Ellen looked master all over with the good-natured cunning of her race. “Sir,” she said, “you looks like the gen’l’men down South—you wouldn’t let your little dog suffer nohow, even if it was Ellen’s.”
Master laughed heartily. He loved frankness, and hated deceit. “Ellen,” he said, “that dog will have a limited income as long as he lives. It will be paid weekly, and you will have to go to an address I will give you to get it. As he enjoys driving, I will have a carriage call for you once a week, and you can take Beans with you to report for himself.”
Old Ellen didn’t know what to say.

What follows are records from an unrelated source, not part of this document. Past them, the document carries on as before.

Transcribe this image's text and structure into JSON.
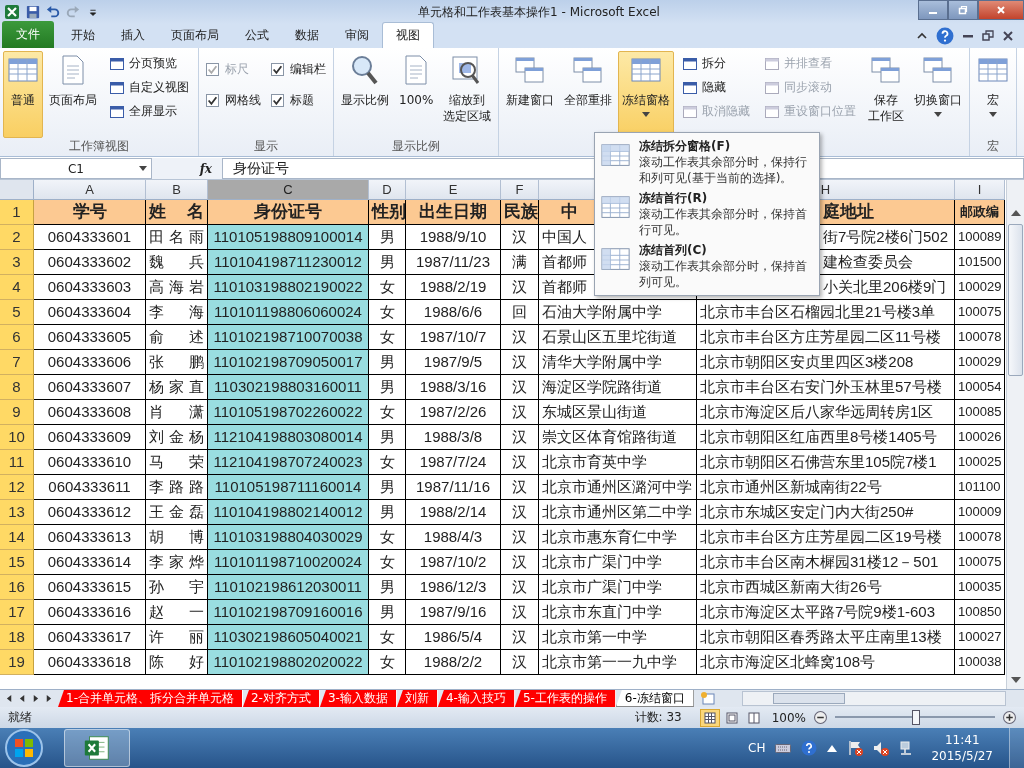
{
  "window": {
    "title": "单元格和工作表基本操作1 - Microsoft Excel"
  },
  "ribbon_tabs": [
    {
      "label": "文件",
      "kind": "file",
      "selected": false
    },
    {
      "label": "开始",
      "kind": "tab",
      "selected": false
    },
    {
      "label": "插入",
      "kind": "tab",
      "selected": false
    },
    {
      "label": "页面布局",
      "kind": "tab",
      "selected": false
    },
    {
      "label": "公式",
      "kind": "tab",
      "selected": false
    },
    {
      "label": "数据",
      "kind": "tab",
      "selected": false
    },
    {
      "label": "审阅",
      "kind": "tab",
      "selected": false
    },
    {
      "label": "视图",
      "kind": "tab",
      "selected": true
    }
  ],
  "ribbon_groups": [
    {
      "label": "工作簿视图",
      "items": [
        {
          "kind": "large",
          "label": "普通",
          "selected": true
        },
        {
          "kind": "large",
          "label": "页面布局",
          "selected": false
        },
        {
          "kind": "stack",
          "items": [
            {
              "label": "分页预览",
              "disabled": false
            },
            {
              "label": "自定义视图",
              "disabled": false
            },
            {
              "label": "全屏显示",
              "disabled": false
            }
          ]
        }
      ]
    },
    {
      "label": "显示",
      "items": [
        {
          "kind": "checks",
          "items": [
            {
              "label": "标尺",
              "checked": true,
              "disabled": true
            },
            {
              "label": "网格线",
              "checked": true,
              "disabled": false
            }
          ]
        },
        {
          "kind": "checks",
          "items": [
            {
              "label": "编辑栏",
              "checked": true,
              "disabled": false
            },
            {
              "label": "标题",
              "checked": true,
              "disabled": false
            }
          ]
        }
      ]
    },
    {
      "label": "显示比例",
      "items": [
        {
          "kind": "large",
          "label": "显示比例",
          "selected": false
        },
        {
          "kind": "large",
          "label": "100%",
          "selected": false
        },
        {
          "kind": "large",
          "label": "缩放到选定区域",
          "selected": false
        }
      ]
    },
    {
      "items": [
        {
          "kind": "large",
          "label": "新建窗口",
          "selected": false
        },
        {
          "kind": "large",
          "label": "全部重排",
          "selected": false
        },
        {
          "kind": "large",
          "label": "冻结窗格",
          "selected": true,
          "dropdown": true
        },
        {
          "kind": "stack",
          "items": [
            {
              "label": "拆分",
              "disabled": false
            },
            {
              "label": "隐藏",
              "disabled": false
            },
            {
              "label": "取消隐藏",
              "disabled": true
            }
          ]
        },
        {
          "kind": "stack",
          "items": [
            {
              "label": "并排查看",
              "disabled": true
            },
            {
              "label": "同步滚动",
              "disabled": true
            },
            {
              "label": "重设窗口位置",
              "disabled": true
            }
          ]
        },
        {
          "kind": "large",
          "label": "保存工作区",
          "selected": false
        },
        {
          "kind": "large",
          "label": "切换窗口",
          "selected": false,
          "dropdown": true
        }
      ]
    },
    {
      "label": "宏",
      "items": [
        {
          "kind": "large",
          "label": "宏",
          "selected": false,
          "dropdown": true
        }
      ]
    }
  ],
  "formula_bar": {
    "name_box": "C1",
    "fx": "fx",
    "value": "身份证号"
  },
  "freeze_menu": [
    {
      "title": "冻结拆分窗格(F)",
      "description": "滚动工作表其余部分时，保持行和列可见(基于当前的选择)。"
    },
    {
      "title": "冻结首行(R)",
      "description": "滚动工作表其余部分时，保持首行可见。"
    },
    {
      "title": "冻结首列(C)",
      "description": "滚动工作表其余部分时，保持首列可见。"
    }
  ],
  "sheet": {
    "columns": [
      {
        "label": "A",
        "selected": false
      },
      {
        "label": "B",
        "selected": false
      },
      {
        "label": "C",
        "selected": true
      },
      {
        "label": "D",
        "selected": false
      },
      {
        "label": "E",
        "selected": false
      },
      {
        "label": "F",
        "selected": false
      },
      {
        "selected": false
      },
      {
        "label": "H",
        "selected": false
      },
      {
        "label": "I",
        "selected": false
      }
    ],
    "rows": [
      {
        "number": "1",
        "kind": "header",
        "cells": [
          "学号",
          "姓名",
          "身份证号",
          "性别",
          "出生日期",
          "民族",
          "中",
          "庭地址",
          "邮政编"
        ]
      },
      {
        "number": "2",
        "kind": "data",
        "cells": [
          "0604333601",
          "田名雨",
          "110105198809100014",
          "男",
          "1988/9/10",
          "汉",
          "中国人",
          "街7号院2楼6门502",
          "100089"
        ]
      },
      {
        "number": "3",
        "kind": "data",
        "cells": [
          "0604333602",
          "魏兵",
          "110104198711230012",
          "男",
          "1987/11/23",
          "满",
          "首都师",
          "建检查委员会",
          "101500"
        ]
      },
      {
        "number": "4",
        "kind": "data",
        "cells": [
          "0604333603",
          "高海岩",
          "110103198802190022",
          "女",
          "1988/2/19",
          "汉",
          "首都师",
          "小关北里206楼9门",
          "100029"
        ]
      },
      {
        "number": "5",
        "kind": "data",
        "cells": [
          "0604333604",
          "李海",
          "110101198806060024",
          "女",
          "1988/6/6",
          "回",
          "石油大学附属中学",
          "北京市丰台区石榴园北里21号楼3单",
          "100075"
        ]
      },
      {
        "number": "6",
        "kind": "data",
        "cells": [
          "0604333605",
          "俞述",
          "110102198710070038",
          "女",
          "1987/10/7",
          "汉",
          "石景山区五里坨街道",
          "北京市丰台区方庄芳星园二区11号楼",
          "100078"
        ]
      },
      {
        "number": "7",
        "kind": "data",
        "cells": [
          "0604333606",
          "张鹏",
          "110102198709050017",
          "男",
          "1987/9/5",
          "汉",
          "清华大学附属中学",
          "北京市朝阳区安贞里四区3楼208",
          "100029"
        ]
      },
      {
        "number": "8",
        "kind": "data",
        "cells": [
          "0604333607",
          "杨家直",
          "110302198803160011",
          "男",
          "1988/3/16",
          "汉",
          "海淀区学院路街道",
          "北京市丰台区右安门外玉林里57号楼",
          "100054"
        ]
      },
      {
        "number": "9",
        "kind": "data",
        "cells": [
          "0604333608",
          "肖潇",
          "110105198702260022",
          "女",
          "1987/2/26",
          "汉",
          "东城区景山街道",
          "北京市海淀区后八家华远周转房1区",
          "100085"
        ]
      },
      {
        "number": "10",
        "kind": "data",
        "cells": [
          "0604333609",
          "刘金杨",
          "112104198803080014",
          "男",
          "1988/3/8",
          "汉",
          "崇文区体育馆路街道",
          "北京市朝阳区红庙西里8号楼1405号",
          "100026"
        ]
      },
      {
        "number": "11",
        "kind": "data",
        "cells": [
          "0604333610",
          "马荣",
          "112104198707240023",
          "女",
          "1987/7/24",
          "汉",
          "北京市育英中学",
          "北京市朝阳区石佛营东里105院7楼1",
          "100025"
        ]
      },
      {
        "number": "12",
        "kind": "data",
        "cells": [
          "0604333611",
          "李路路",
          "110105198711160014",
          "男",
          "1987/11/16",
          "汉",
          "北京市通州区潞河中学",
          "北京市通州区新城南街22号",
          "101100"
        ]
      },
      {
        "number": "13",
        "kind": "data",
        "cells": [
          "0604333612",
          "王金磊",
          "110104198802140012",
          "男",
          "1988/2/14",
          "汉",
          "北京市通州区第二中学",
          "北京市东城区安定门内大街250#",
          "100009"
        ]
      },
      {
        "number": "14",
        "kind": "data",
        "cells": [
          "0604333613",
          "胡博",
          "110103198804030029",
          "女",
          "1988/4/3",
          "汉",
          "北京市惠东育仁中学",
          "北京市丰台区方庄芳星园二区19号楼",
          "100078"
        ]
      },
      {
        "number": "15",
        "kind": "data",
        "cells": [
          "0604333614",
          "李家烨",
          "110101198710020024",
          "女",
          "1987/10/2",
          "汉",
          "北京市广渠门中学",
          "北京市丰台区南木樨园31楼12－501",
          "100075"
        ]
      },
      {
        "number": "16",
        "kind": "data",
        "cells": [
          "0604333615",
          "孙宇",
          "110102198612030011",
          "男",
          "1986/12/3",
          "汉",
          "北京市广渠门中学",
          "北京市西城区新南大街26号",
          "100035"
        ]
      },
      {
        "number": "17",
        "kind": "data",
        "cells": [
          "0604333616",
          "赵一",
          "110102198709160016",
          "男",
          "1987/9/16",
          "汉",
          "北京市东直门中学",
          "北京市海淀区太平路7号院9楼1-603",
          "100850"
        ]
      },
      {
        "number": "18",
        "kind": "data",
        "cells": [
          "0604333617",
          "许丽",
          "110302198605040021",
          "女",
          "1986/5/4",
          "汉",
          "北京市第一中学",
          "北京市朝阳区春秀路太平庄南里13楼",
          "100027"
        ]
      },
      {
        "number": "19",
        "kind": "data",
        "cells": [
          "0604333618",
          "陈好",
          "110102198802020022",
          "女",
          "1988/2/2",
          "汉",
          "北京市第一一九中学",
          "北京市海淀区北蜂窝108号",
          "100038"
        ]
      }
    ]
  },
  "sheet_tabs": [
    {
      "label": "1-合并单元格、拆分合并单元格",
      "color": "#ff0000",
      "selected": false
    },
    {
      "label": "2-对齐方式",
      "color": "#ff0000",
      "selected": false
    },
    {
      "label": "3-输入数据",
      "color": "#ff0000",
      "selected": false
    },
    {
      "label": "刘新",
      "color": "#ff0000",
      "selected": false
    },
    {
      "label": "4-输入技巧",
      "color": "#ff0000",
      "selected": false
    },
    {
      "label": "5-工作表的操作",
      "color": "#ff0000",
      "selected": false
    },
    {
      "label": "6-冻结窗口",
      "selected": true
    }
  ],
  "status_bar": {
    "status": "就绪",
    "count": "计数: 33",
    "view_buttons": [
      {
        "selected": true
      },
      {
        "selected": false
      },
      {
        "selected": false
      }
    ],
    "zoom": "100%",
    "zoom_slider": {
      "level": 0.5
    }
  },
  "taskbar": {
    "language": "CH",
    "time": "11:41",
    "date": "2015/5/27"
  }
}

She looked everywhere—all round the room, out the window, down at the dog in her lap, and hard at me, as I sat staring at her.
Finally she got up, put Beanie down, and said quietly, “Sir, would you like a cup of coffee?”
“Very much,” he replied.
Ellen lighted her gas stove, got out the big pot, made the coffee, and handed him a cup and saucer that she took from a cupboard in the wall.
Master handled it in surprise. “This is Sèvres,” he said, “and costly.”
“Sir,” she said solemnly, “that was a present from my old mistress whose heart was broke by de war.”
Master held the cup out from him, as if he dreaded to touch his lips to it.
“But,” said old Ellen in the queer, mysterious voice negroes can assume, “happiness come afore she died—Sir, is you happy?”